Ein weiterer Vorteil der Optik: Sie arbeitet auch bei Schiffsbewegungen präzise und zuverlässig. Zudem fallen langwierige Kalibrierungs- und Ausrichtungsprozeduren weg, die Radarsysteme benötigen. SeaDriveCX ist einen Meter breit, 1,30 Meter hoch und 0,40 Meter tief. Um von der Heckplattform aus spielen zu können, sollte diese eine Fläche von mehr als vier mal drei Meter haben. Dann stehen Yacht-Golfern bis zu 245 unterschiedliche Golfkurse zur Verfügung, über die der Launch-Monitor von GCQuad mit einer Bildschirmdiagonalen von 81 Zentimetern führt.

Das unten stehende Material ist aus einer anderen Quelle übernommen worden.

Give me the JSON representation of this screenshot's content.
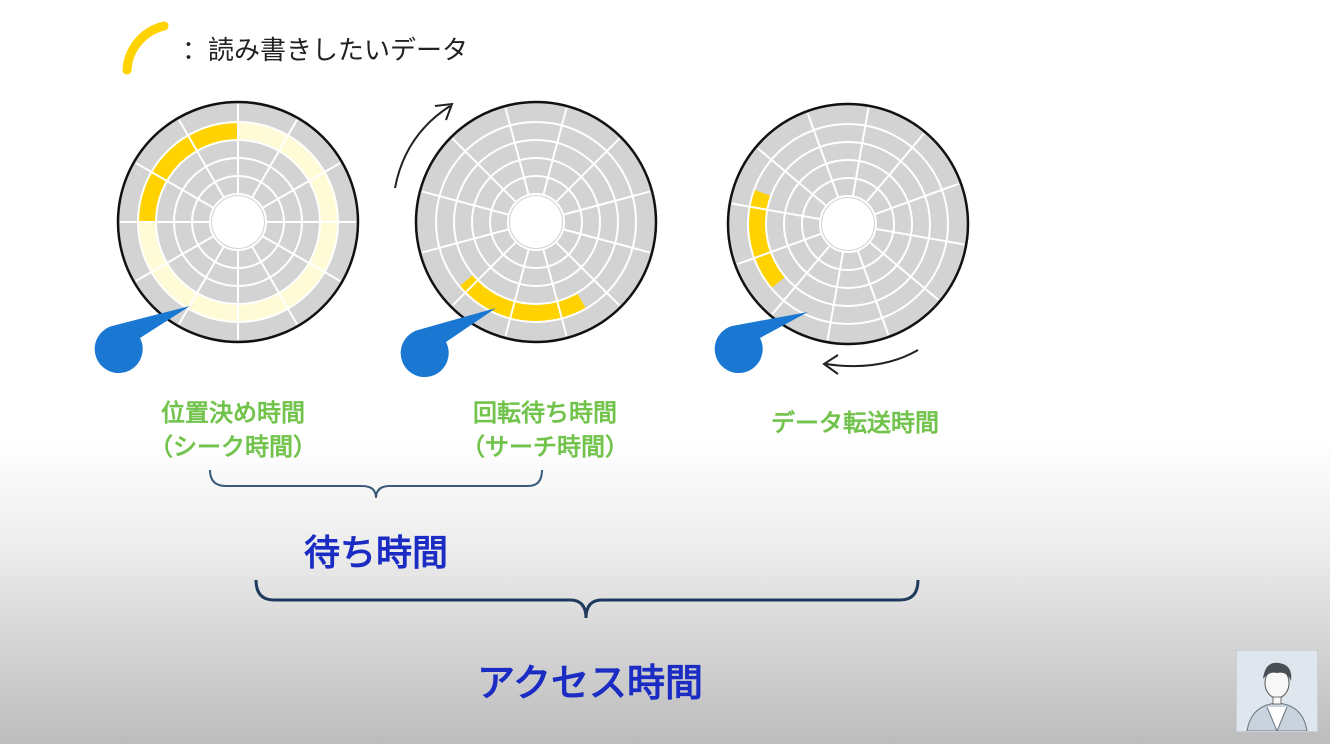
{
  "legend": {
    "text": "：読み書きしたいデータ",
    "swatch_color": "#ffd200"
  },
  "disks": [
    {
      "label_line1": "位置決め時間",
      "label_line2": "（シーク時間）"
    },
    {
      "label_line1": "回転待ち時間",
      "label_line2": "（サーチ時間）"
    },
    {
      "label_line1": "データ転送時間",
      "label_line2": ""
    }
  ],
  "groups": {
    "wait_time": "待ち時間",
    "access_time": "アクセス時間"
  },
  "colors": {
    "platter": "#d3d3d3",
    "data_highlight": "#ffd200",
    "seek_track": "#fffbd6",
    "head": "#1a78d2",
    "label_green": "#71c34c",
    "label_blue": "#1b2cc4",
    "bracket": "#3a5a7a"
  },
  "icons": {
    "rotate_cw": "curved-arrow-clockwise-icon",
    "rotate_ccw": "curved-arrow-counterclockwise-icon",
    "presenter": "presenter-avatar-icon"
  }
}
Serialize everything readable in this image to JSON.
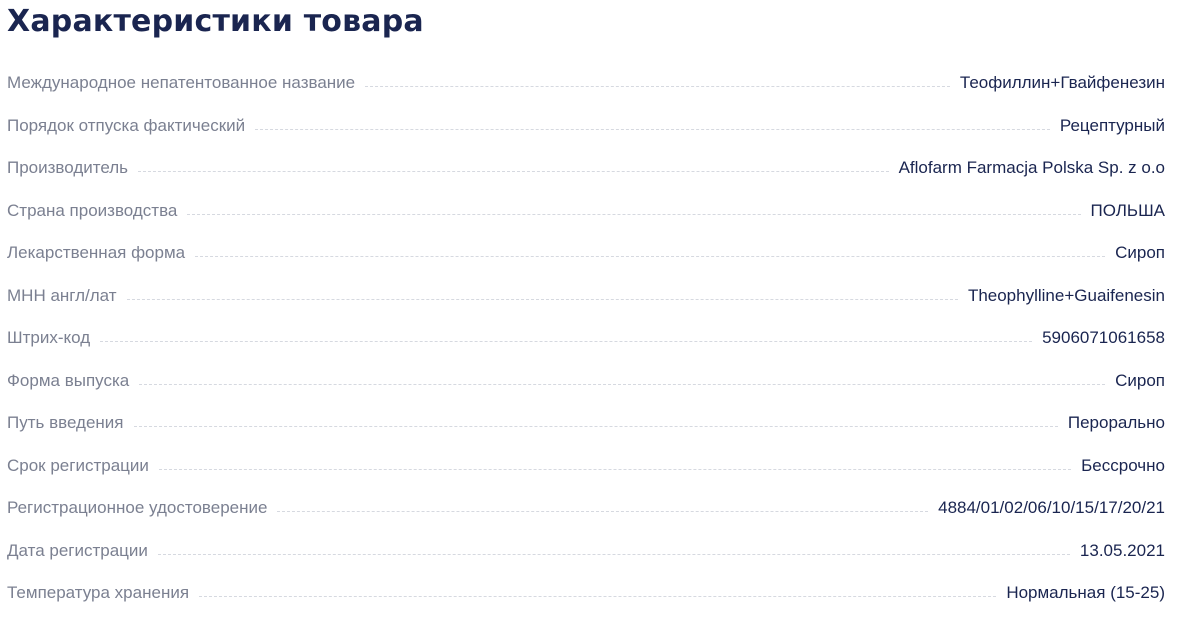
{
  "section": {
    "title": "Характеристики товара"
  },
  "specs": [
    {
      "label": "Международное непатентованное название",
      "value": "Теофиллин+Гвайфенезин"
    },
    {
      "label": "Порядок отпуска фактический",
      "value": "Рецептурный"
    },
    {
      "label": "Производитель",
      "value": "Aflofarm Farmacja Polska Sp. z o.o"
    },
    {
      "label": "Страна производства",
      "value": "ПОЛЬША"
    },
    {
      "label": "Лекарственная форма",
      "value": "Сироп"
    },
    {
      "label": "МНН англ/лат",
      "value": "Theophylline+Guaifenesin"
    },
    {
      "label": "Штрих-код",
      "value": "5906071061658"
    },
    {
      "label": "Форма выпуска",
      "value": "Сироп"
    },
    {
      "label": "Путь введения",
      "value": "Перорально"
    },
    {
      "label": "Срок регистрации",
      "value": "Бессрочно"
    },
    {
      "label": "Регистрационное удостоверение",
      "value": "4884/01/02/06/10/15/17/20/21"
    },
    {
      "label": "Дата регистрации",
      "value": "13.05.2021"
    },
    {
      "label": "Температура хранения",
      "value": "Нормальная (15-25)"
    }
  ]
}
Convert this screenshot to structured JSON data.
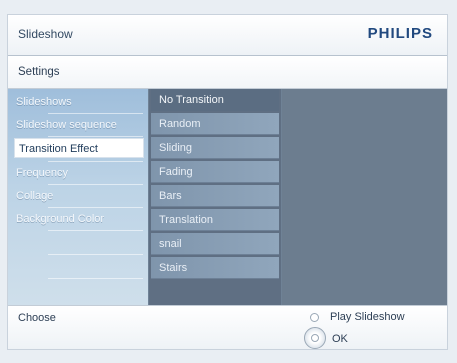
{
  "header": {
    "title": "Slideshow",
    "brand": "PHILIPS"
  },
  "settings": {
    "label": "Settings"
  },
  "menu": {
    "left_items": [
      {
        "label": "Slideshows"
      },
      {
        "label": "Slideshow sequence"
      },
      {
        "label": "Transition Effect",
        "selected": true
      },
      {
        "label": "Frequency"
      },
      {
        "label": "Collage"
      },
      {
        "label": "Background Color"
      }
    ],
    "transitions": [
      {
        "label": "No Transition",
        "highlighted": true
      },
      {
        "label": "Random"
      },
      {
        "label": "Sliding"
      },
      {
        "label": "Fading"
      },
      {
        "label": "Bars"
      },
      {
        "label": "Translation"
      },
      {
        "label": "snail"
      },
      {
        "label": "Stairs"
      }
    ]
  },
  "footer": {
    "choose_label": "Choose",
    "play_label": "Play Slideshow",
    "ok_label": "OK"
  },
  "colors": {
    "brand": "#21497f",
    "menu_panel": "#6c7d8f",
    "selected_bg": "#ffffff"
  }
}
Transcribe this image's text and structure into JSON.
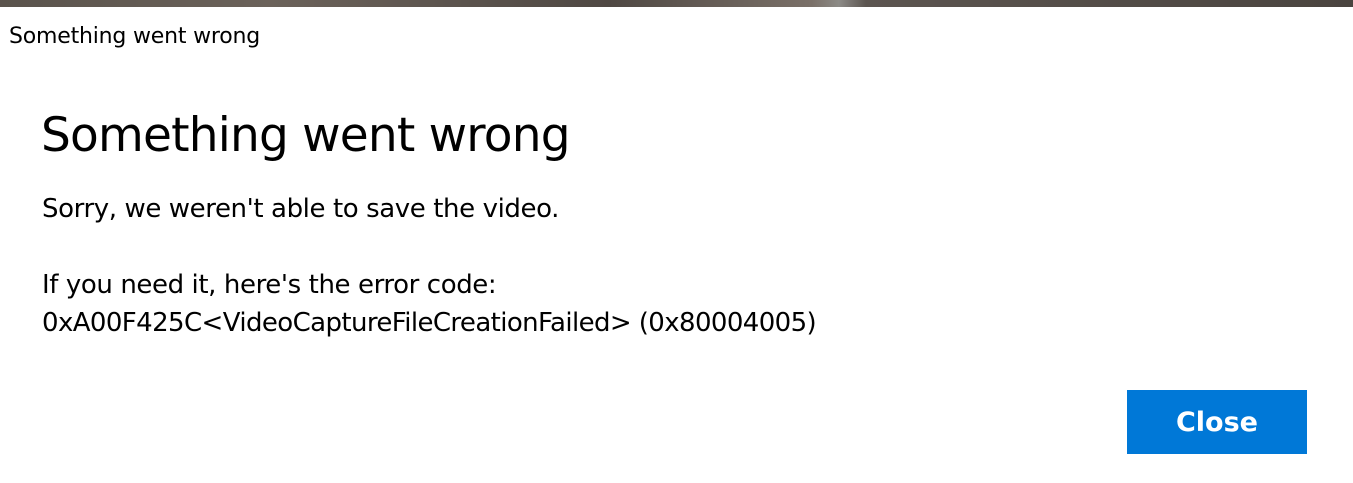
{
  "window": {
    "title": "Something went wrong"
  },
  "dialog": {
    "heading": "Something went wrong",
    "message": "Sorry, we weren't able to save the video.",
    "error_intro": "If you need it, here's the error code:",
    "error_code": "0xA00F425C<VideoCaptureFileCreationFailed> (0x80004005)",
    "close_label": "Close"
  },
  "colors": {
    "accent": "#0078d7",
    "background": "#ffffff",
    "text": "#000000"
  }
}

Erste Abnehmer fand Off the Deck in den Charterformaten „Loon” und der 60-Meter-Amels „Come Together“ des US-Amerikaners Mark Pincus. Wer keine biobasierten Bälle – die Off the Deck auch im Angebot hat – schlagen möchte, spannt ein Fangnetz am Heck auf. Die Inflatable-Spezialisten von FunAir führen zwei Modelle. Bei GeoDome spannen per Druckluftkompressor gefüllte Luftschläuche eine geodätische Kuppelkonstruktion ähnlich der von Zelten auf. Kompakter und schneller aufgebaut ist die Tor-ähnliche Lösung Cube, auch mit feinmaschigem Netzboden. Die Schläuche bestehen aus den gleichen Materialien wie die Tubes von Kites und trotzen Wind sowie Seegang.
Für Gigaformate würden sich auch überdimensionale Leinwände anbieten, auf die das jeweils gespielte Loch projiziert wird und gegen die der Golfball schießt. So verfahren viele Simulatoren an Land. Bei umlaufenden Winden auf See müsste die Yacht per Dynamic Positioning allerdings immer so gedreht werden, dass der Luftstrom seitwärts auf die Projektionsfläche trifft. Andernfalls wäre es ein kurzes Leben für die Leinwand, die lose aufgespannt wie ein Segel funktioniert und sehr hohen Kräften standhalten müsste.